1. Establish the Right KPIs

The first factor is to ensure that you have right key performance indicators (KPIs) to manage your business. Go beyond volume measures (e.g., activity and cost) to value measures of performance (e.g., application rates, performance improvement and business impact). Building data literacy requires that you have meaningful measures, goals that define success and plans to achieve them. Chasing after the wrong measures will not build confidence in the data or its value to the organization.

2. Create Role Accountability

Next, clarify the performance expectations of each role. Nothing creates the impetus to learn to “speak data” more than being accountable for a specific outcome. Hold instructors accountable for quality of instruction on post-event surveys. Hold designers accountable for content and role relevance. Hold managers accountable for supporting learning and providing opportunities to apply learning. When you create accountability, employees are more likely to engage with the data.
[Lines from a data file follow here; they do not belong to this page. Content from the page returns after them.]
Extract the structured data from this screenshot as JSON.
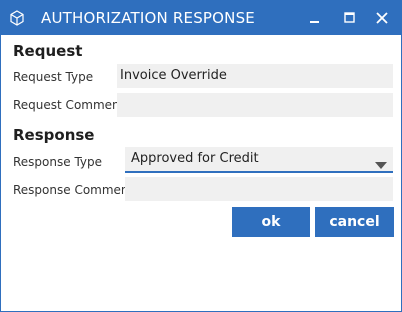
{
  "window": {
    "title": "AUTHORIZATION RESPONSE",
    "icons": {
      "app": "cube-icon",
      "minimize": "minimize-icon",
      "maximize": "maximize-icon",
      "close": "close-icon"
    }
  },
  "request": {
    "heading": "Request",
    "type_label": "Request Type",
    "type_value": "Invoice Override",
    "comment_label": "Request Comment",
    "comment_value": ""
  },
  "response": {
    "heading": "Response",
    "type_label": "Response Type",
    "type_value": "Approved for Credit",
    "comment_label": "Response Comment",
    "comment_value": ""
  },
  "buttons": {
    "ok": "ok",
    "cancel": "cancel"
  },
  "colors": {
    "accent": "#2f6fbe",
    "field_bg": "#f0f0f0"
  }
}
3. Develop and Distribute Role-relevant Reports

Build data literacy through repetition. Reports that contain context, role-relevant success indicators and meaningful demographics will enable users to become familiar with the data and what it means. If you provide a one-size-fits-all report to data consumers, they are likely to become overwhelmed and confused by the mass of data, much of which is likely irrelevant to them. Give them what is relevant, and do so in context and in a timely manner.

4. Build Skills in “Speaking Data”

If your data consumers break out in a rash when they receive reports, they likely need training and coaching to help them become comfortable with the data. This comfort is the heart of data literacy, but it only becomes sustainable when it is couched with the other five factors. In the case of learning data, focus initially on a few key concepts:

    • Measures that are specific to learning (e.g., application rates and scrap learning, expected performance improvement, net promoter score, and manager support).
    • Standard calculations that describe the data (e.g., central tendency and deviation).
    • Best practices in interpreting graphs and charts. Use a simple method, such as the New York Times’ three-step process to identify “what you see,” “what you wonder” and “what’s the story.”
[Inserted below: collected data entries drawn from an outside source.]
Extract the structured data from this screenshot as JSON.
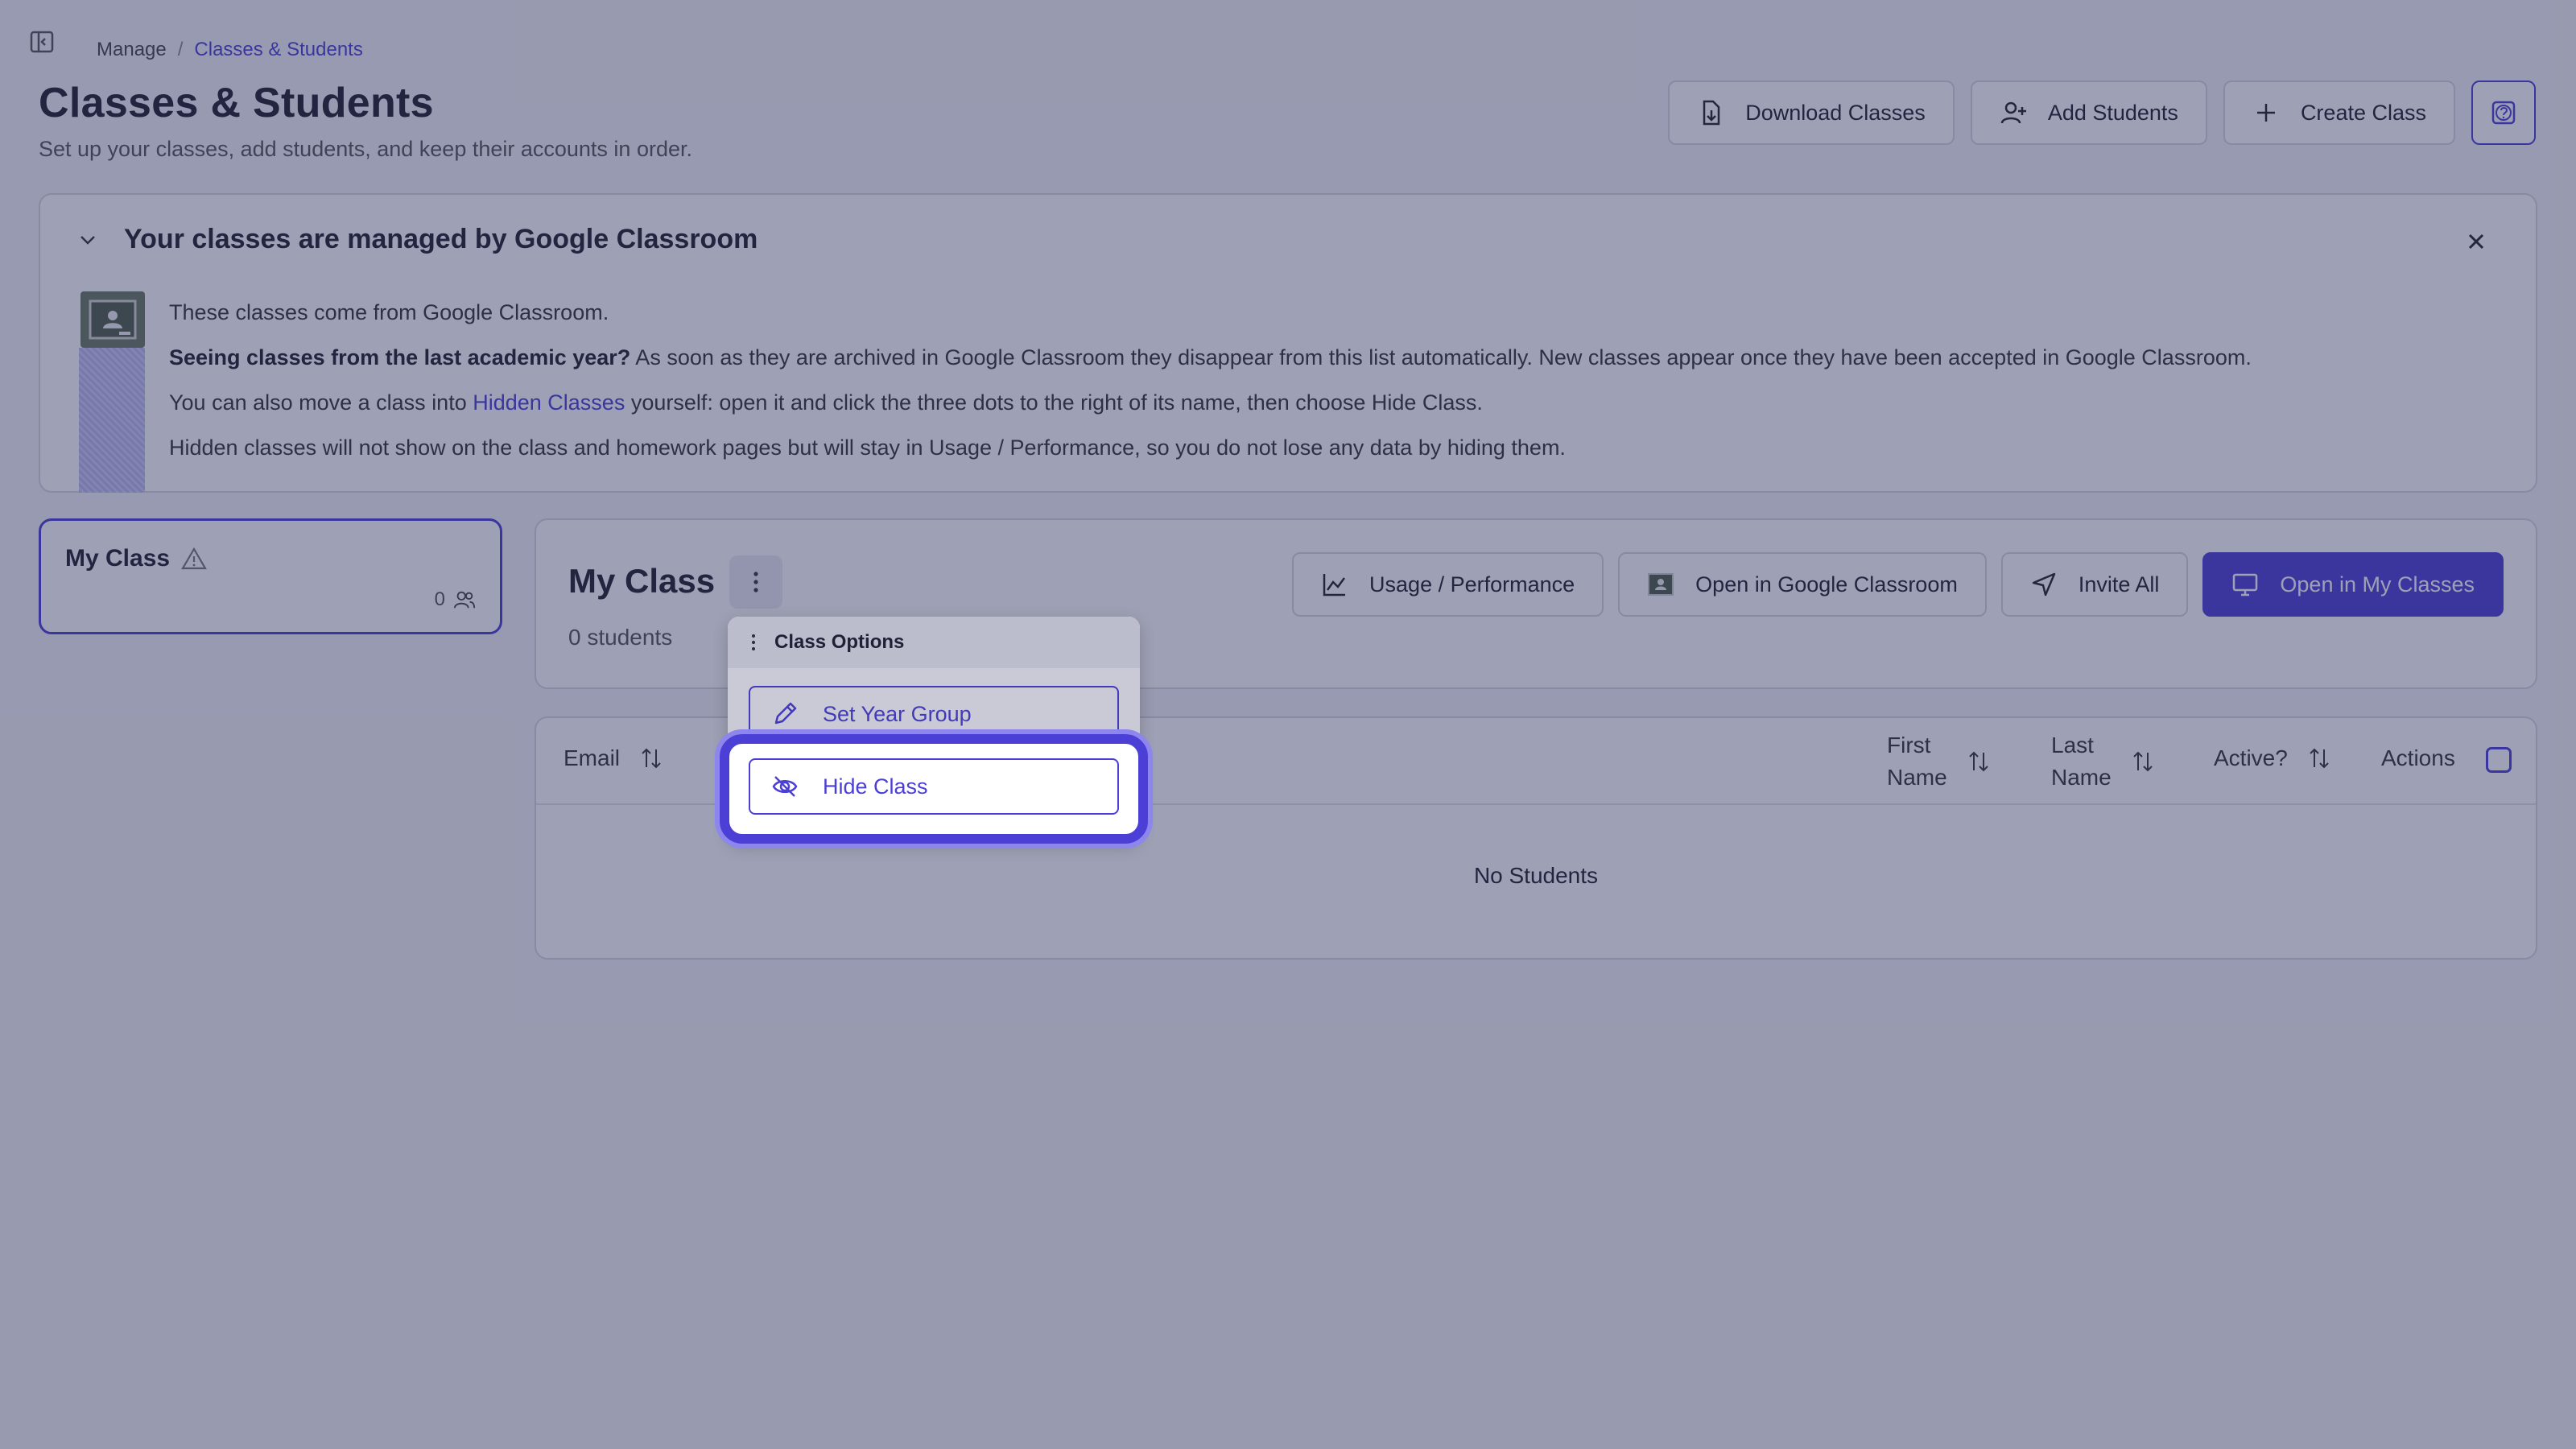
{
  "breadcrumb": {
    "parent": "Manage",
    "separator": "/",
    "current": "Classes & Students"
  },
  "page": {
    "title": "Classes & Students",
    "subtitle": "Set up your classes, add students, and keep their accounts in order."
  },
  "top_actions": {
    "download": "Download Classes",
    "add_students": "Add Students",
    "create_class": "Create Class"
  },
  "banner": {
    "title": "Your classes are managed by Google Classroom",
    "line1": "These classes come from Google Classroom.",
    "line2_bold": "Seeing classes from the last academic year?",
    "line2_rest": " As soon as they are archived in Google Classroom they disappear from this list automatically. New classes appear once they have been accepted in Google Classroom.",
    "line3_pre": "You can also move a class into ",
    "line3_link": "Hidden Classes",
    "line3_post": " yourself: open it and click the three dots to the right of its name, then choose Hide Class.",
    "line4": "Hidden classes will not show on the class and homework pages but will stay in Usage / Performance, so you do not lose any data by hiding them."
  },
  "class_card": {
    "name": "My Class",
    "count": "0"
  },
  "class_panel": {
    "title": "My Class",
    "students": "0 students",
    "usage": "Usage / Performance",
    "open_google": "Open in Google Classroom",
    "invite_all": "Invite All",
    "open_my_classes": "Open in My Classes"
  },
  "table": {
    "email": "Email",
    "first_name_1": "First",
    "first_name_2": "Name",
    "last_name_1": "Last",
    "last_name_2": "Name",
    "active": "Active?",
    "actions": "Actions",
    "empty": "No Students"
  },
  "dropdown": {
    "header": "Class Options",
    "set_year_group": "Set Year Group",
    "hide_class": "Hide Class"
  },
  "colors": {
    "accent": "#4b3fd6",
    "overlay": "#282c5a"
  }
}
After employees are comfortable with the basics, you can move on to more sophisticated concepts (e.g., regression, t-tests and analysis of variance) and approaches for data visualization and reporting.

5. Use and Discuss Data at Every Opportunity

Once you have set the foundation, you should model the desired behavior. Remember the definition: Data literacy is the ability to read data, analyze it, use it in decision-making, argue with it and communicate it. Discuss the month’s results in a weekly meeting. Review findings and insights with your organization, and ask team members to pose questions about what they see or do not understand. Encourage employees to question the results: Do they make sense? If not, why not? If so, why? Make the data review a group activity.

6. Recognition and Rewards

When a skill or competency is important, recognize it. Communicate best practices or lessons learned from not paying attention to data. When employees see that you are serious about data literacy, they will step up.

Analytics is a powerful tool to enable the learning function to make major leaps in how it serves and advance organizational performance. Data literacy is a critical success factor in harnessing its power.